Risk Management: Information Security
Our Approach
The use of digital data is essential for SUBARU in the course of its business activities. The use of digital data is not limited to traditional information systems but covers diverse realms, including facilities, products, and a whole range of services offered by SUBARU. Being aware of our social responsibility to handle digital data in these realms safely, we have established the Basic Cybersecurity Policy, undertaking information security protection activities Group-wide.
Scope of Information Security for the SUBARU Group
Basic Cybersecurity Policy
Objective
SUBARU CORPORATION and its Group companies (hereinafter referred to as “the SUBARU Group”) put in place a Basic Cybersecurity Policy to protect all our conceivable products, services, and information assets from threats arising in the course of our business activities and earn the trust of our customers and society as a whole.
Scope
This basic policy applies to all executives and employees of the SUBARU Group, and also to the employees and other staff of SUBARU’s subcontractors.
Initiatives
- The SUBARU Group will comply with laws, regulations, and standards, as well as security-related contractual obligations to our customers.
- The SUBARU Group will put in place and operate management systems and internal regulations concerning cybersecurity.
- The SUBARU Group will establish information security measures tailored to our information assets and strive to prevent and minimize information security incidents. Should such an incident occur, SUBARU will address it swiftly and appropriately, taking steps to prevent recurrence.
- The SUBARU Group will strive to ensure information security by providing both executives and employees with education and training, as well as undertaking other efforts to raise their awareness of this issue.
- The SUBARU Group will continually review and strive to improve the aforementioned activities.
Established in June 2018
Initiatives
In FYE March 2023, SUBARU conducted e-learning and video training programs based on cybersecurity management system documents in the three domains of In-Car (interior systems), Out-Car (exterior systems), and information systems.
- Objective:
- Promote understanding of cybersecurity and mitigate practical security risks
- Program Details:
- Education on internal rules requiring compliance in each of the three domains
- Program Participants:
-
For In-Car system developers: Approx. 39 individuals (the targeted 849 participants had completed all programs by FYE March 2023)
For general employees and those related to information systems: Approx. 3,902 individuals
Targeted attack email drills for SUBARU dealerships: Approx. 6,342 individuals
SUBARU also conducted security incident scenario training for incident response teams. As well, we regularly carry out internal audits based on our management system on an ongoing basis.
We have been strengthening collaboration with overseas Group companies since FYE March 2022 through regular information sharing and assessments based on company-wide cybersecurity regulations as well as by formulating improvement plans for vulnerabilities that have been identified.
In recent times, due to the significant impact of cybersecurity at the supply chain level on SUBARU’s business continuity, we have extended the 2022 edition of our industry guidelines to our business partners. We also continue to provide ongoing support, including visualizing response levels and offering consultations.
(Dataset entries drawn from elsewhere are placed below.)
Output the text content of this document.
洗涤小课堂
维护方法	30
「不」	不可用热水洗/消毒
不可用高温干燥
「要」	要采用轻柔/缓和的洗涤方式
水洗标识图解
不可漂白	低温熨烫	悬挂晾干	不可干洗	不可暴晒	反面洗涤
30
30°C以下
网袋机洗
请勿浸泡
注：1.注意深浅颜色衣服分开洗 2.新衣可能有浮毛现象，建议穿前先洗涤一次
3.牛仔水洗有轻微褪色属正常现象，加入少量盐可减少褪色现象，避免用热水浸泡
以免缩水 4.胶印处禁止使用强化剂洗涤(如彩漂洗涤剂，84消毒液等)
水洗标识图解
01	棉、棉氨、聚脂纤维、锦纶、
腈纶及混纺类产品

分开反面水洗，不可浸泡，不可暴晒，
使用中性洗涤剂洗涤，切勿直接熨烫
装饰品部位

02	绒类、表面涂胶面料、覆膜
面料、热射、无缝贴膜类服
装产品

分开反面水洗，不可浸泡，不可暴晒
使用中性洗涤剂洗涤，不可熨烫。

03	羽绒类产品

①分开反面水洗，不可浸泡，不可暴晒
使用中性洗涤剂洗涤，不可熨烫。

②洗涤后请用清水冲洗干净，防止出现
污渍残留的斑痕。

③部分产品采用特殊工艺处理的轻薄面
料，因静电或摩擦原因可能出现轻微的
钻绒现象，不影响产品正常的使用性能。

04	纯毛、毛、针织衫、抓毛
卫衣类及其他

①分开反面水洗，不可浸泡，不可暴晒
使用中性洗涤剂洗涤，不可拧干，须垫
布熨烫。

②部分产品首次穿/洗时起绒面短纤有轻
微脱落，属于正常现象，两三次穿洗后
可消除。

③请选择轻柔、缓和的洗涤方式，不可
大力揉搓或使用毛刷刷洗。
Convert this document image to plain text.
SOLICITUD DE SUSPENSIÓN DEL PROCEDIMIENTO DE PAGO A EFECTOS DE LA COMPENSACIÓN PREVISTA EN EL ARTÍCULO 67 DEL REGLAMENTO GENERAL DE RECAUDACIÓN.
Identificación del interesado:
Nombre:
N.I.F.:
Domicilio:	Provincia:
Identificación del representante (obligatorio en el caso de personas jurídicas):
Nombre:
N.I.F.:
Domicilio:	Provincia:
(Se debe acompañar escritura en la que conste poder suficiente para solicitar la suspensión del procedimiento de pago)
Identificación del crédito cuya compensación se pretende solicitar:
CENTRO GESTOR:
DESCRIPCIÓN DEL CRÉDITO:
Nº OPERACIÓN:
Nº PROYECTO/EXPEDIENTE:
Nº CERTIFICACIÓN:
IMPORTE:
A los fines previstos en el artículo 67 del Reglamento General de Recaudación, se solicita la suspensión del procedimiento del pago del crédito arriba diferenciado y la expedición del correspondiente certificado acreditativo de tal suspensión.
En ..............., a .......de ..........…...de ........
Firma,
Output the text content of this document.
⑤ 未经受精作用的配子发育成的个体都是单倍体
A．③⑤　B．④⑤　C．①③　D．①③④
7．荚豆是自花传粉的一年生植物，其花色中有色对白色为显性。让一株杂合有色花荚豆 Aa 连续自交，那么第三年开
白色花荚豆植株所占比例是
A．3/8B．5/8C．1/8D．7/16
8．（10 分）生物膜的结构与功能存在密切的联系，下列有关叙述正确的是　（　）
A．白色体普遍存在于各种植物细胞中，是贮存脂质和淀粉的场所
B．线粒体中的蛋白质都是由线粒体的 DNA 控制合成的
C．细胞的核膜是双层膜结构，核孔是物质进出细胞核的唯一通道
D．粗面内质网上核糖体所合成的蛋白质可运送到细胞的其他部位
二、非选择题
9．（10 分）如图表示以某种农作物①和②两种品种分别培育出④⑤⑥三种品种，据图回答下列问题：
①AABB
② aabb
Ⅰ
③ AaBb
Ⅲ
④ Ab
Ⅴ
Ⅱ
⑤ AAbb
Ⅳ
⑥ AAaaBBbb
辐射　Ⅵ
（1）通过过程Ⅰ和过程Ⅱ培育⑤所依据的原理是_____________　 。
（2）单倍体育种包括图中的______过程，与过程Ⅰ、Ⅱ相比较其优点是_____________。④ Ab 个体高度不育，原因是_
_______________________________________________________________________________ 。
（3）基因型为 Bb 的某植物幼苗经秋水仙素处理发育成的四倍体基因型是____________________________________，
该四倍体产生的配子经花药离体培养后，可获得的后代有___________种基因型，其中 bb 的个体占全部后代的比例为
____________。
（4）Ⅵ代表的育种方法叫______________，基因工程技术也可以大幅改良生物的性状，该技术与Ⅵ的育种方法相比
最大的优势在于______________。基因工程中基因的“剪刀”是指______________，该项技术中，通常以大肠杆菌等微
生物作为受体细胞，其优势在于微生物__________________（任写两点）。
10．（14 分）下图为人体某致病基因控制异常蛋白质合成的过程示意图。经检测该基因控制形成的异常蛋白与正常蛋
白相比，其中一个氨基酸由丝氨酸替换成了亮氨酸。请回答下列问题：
Personal Information Protection Initiatives
Within the SUBARU Group, to comply with personal data protection regulations both domestically, such as Japan’s Act on the Protection of Personal Information, and internationally, including the EU General Data Protection Regulation (GDPR), we have established internal structures, created regulations, and publicly disclosed our privacy policy.
We are also promoting activities across Group companies worldwide to establish management frameworks that enable the responsible utilization of personal information in compliance with these regulations.
Key Initiatives in FYE March 2023
1) Compliance with Japan’s Act on the Protection of Personal Information
- Training for all departmental and office general managers concerning the Act on the Protection of Personal Information (132 employees took part via e-learning)
- Specialized training for SUBARU and Group company personnel (attended by 538 individuals)
- Identification and improvement of management issues by taking stock of personal information held by all departments
- Confirmation of the status of compliance with related internal regulations in all departments (already reflects amendments to the Act on the Protection of Personal Information in 2020)Verified with a check sheet and continued implementing a PDCA cycle
- Confirmation of management status at 18 Group companies in Japan
2) Compliance with overseas personal information protection regulations
- Training for relevant departmental and office general managers concerning the Act on the Protection of Personal Information (23 employees took part via e-learning)
- Specialized training for SUBARU and Group company personnel (attended by 206 individuals)
- Inspection and verification of the handling of personal information overseas by relevant SUBARU departments and Group companies
In FYE March 2024, we will continue to monitor developments toward the enforcement of laws in Japan and other countries, as well as the implementation policies of those laws by relevant authorities to enhance the personal data protection efforts of SUBARU and our Group companies worldwide.